I'm sorry that this is all so complicated, but I don't have a stick with this behaviour myself.
# ./flashbench --open-au --open-au-nr=3 --erasesize=$[12 * 1024 * 1024] /dev/sdd --blocksize=$[24 * 1024] --offset=$[24 * 1024 * 1024]
So that is the best result. Funny, we're at au-nr=3 now. Those stick really likes a threesome ;-)
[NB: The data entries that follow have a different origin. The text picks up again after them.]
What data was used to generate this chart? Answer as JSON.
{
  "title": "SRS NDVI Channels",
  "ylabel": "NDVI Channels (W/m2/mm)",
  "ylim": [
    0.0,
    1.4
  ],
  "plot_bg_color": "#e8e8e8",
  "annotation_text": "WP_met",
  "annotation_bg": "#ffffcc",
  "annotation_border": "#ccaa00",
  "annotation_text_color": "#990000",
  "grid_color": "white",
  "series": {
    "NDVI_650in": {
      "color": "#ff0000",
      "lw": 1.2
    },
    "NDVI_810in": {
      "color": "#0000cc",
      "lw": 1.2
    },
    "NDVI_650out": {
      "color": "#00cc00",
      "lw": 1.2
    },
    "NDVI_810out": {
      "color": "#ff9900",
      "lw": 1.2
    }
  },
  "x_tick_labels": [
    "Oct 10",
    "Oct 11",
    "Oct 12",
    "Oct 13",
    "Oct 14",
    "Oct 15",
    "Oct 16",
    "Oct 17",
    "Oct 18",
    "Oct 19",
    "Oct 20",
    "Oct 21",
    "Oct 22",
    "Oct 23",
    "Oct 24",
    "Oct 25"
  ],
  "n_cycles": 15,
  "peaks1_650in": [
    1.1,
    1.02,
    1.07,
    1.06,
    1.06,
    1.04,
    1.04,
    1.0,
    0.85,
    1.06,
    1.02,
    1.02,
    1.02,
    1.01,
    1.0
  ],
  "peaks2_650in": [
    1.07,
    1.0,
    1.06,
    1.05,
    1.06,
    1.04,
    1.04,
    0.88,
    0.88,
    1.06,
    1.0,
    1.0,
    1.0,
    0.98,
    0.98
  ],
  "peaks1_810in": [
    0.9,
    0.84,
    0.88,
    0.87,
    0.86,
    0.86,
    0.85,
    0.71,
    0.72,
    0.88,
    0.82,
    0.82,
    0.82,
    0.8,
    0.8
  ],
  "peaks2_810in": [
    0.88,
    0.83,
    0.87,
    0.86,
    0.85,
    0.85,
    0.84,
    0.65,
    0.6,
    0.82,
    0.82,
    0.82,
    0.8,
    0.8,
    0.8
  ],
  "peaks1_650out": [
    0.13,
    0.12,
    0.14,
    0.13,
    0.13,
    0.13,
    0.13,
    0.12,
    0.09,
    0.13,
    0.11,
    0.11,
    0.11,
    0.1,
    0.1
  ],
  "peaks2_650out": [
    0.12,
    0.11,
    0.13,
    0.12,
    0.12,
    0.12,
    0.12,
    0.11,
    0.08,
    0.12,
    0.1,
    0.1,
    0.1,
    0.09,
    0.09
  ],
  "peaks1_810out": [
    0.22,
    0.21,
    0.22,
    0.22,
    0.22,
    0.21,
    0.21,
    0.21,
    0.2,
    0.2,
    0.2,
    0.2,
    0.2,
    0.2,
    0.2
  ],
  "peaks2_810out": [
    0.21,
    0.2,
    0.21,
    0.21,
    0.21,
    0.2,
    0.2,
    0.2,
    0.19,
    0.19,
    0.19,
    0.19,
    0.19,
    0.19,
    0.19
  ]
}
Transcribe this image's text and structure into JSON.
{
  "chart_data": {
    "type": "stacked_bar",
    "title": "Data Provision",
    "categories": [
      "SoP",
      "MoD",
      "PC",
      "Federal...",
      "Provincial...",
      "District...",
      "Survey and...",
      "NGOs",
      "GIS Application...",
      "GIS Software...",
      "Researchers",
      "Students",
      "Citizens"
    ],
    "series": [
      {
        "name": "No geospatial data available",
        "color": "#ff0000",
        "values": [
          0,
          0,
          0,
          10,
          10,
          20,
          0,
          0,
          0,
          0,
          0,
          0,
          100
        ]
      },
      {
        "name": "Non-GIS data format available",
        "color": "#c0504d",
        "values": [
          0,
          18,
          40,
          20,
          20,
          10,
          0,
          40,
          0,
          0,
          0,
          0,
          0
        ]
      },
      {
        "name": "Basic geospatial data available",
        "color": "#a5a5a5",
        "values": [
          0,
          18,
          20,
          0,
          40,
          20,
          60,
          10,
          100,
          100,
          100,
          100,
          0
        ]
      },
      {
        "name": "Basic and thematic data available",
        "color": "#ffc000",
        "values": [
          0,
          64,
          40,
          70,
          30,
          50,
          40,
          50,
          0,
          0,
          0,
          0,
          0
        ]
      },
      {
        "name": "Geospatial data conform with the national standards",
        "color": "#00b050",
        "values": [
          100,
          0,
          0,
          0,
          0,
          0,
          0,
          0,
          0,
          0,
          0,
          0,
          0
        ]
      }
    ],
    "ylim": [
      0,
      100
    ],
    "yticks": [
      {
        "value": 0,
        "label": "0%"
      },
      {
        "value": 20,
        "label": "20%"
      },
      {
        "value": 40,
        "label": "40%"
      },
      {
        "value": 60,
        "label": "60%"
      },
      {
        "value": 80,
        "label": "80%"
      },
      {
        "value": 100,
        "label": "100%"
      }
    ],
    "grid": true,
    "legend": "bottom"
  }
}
And what does all this mean now? Is there any FAT/NTFS/other FS layout I could optimize it with? Does the 12MB partition start still hold? I guess so.
I guess with XFS I would use mount option logbufs=8,logbsize=128k,largeio,delaylog and make the filesystem with mkfs.xfs -s size=4k -b size=4k -d su=96k,sw=1 In a lot of options I can only use power of 2 increments, so I benched with this:
# ./flashbench --open-au --open-au-nr=3 --erasesize=$[16 * 1024 * 1024] /dev/sdd --blocksize=$[32 * 1024] --offset=$[32 * 1024 * 1024] sched_setscheduler: Operation not permitted 16MiB 24M/s 8MiB 23.9M/s 4MiB 10.2M/s 2MiB 5.62M/s 1MiB 13.4M/s 512KiB 12.2M/s 256KiB 4.48M/s 128KiB 3.26M/s 64KiB 9.93M/s 32KiB 16.9M/s
Not too bad in the 32K size. I wanted to format NTFS with 64k clusters, but from this results I'd say 32K would be better. Or can't I tell from those results?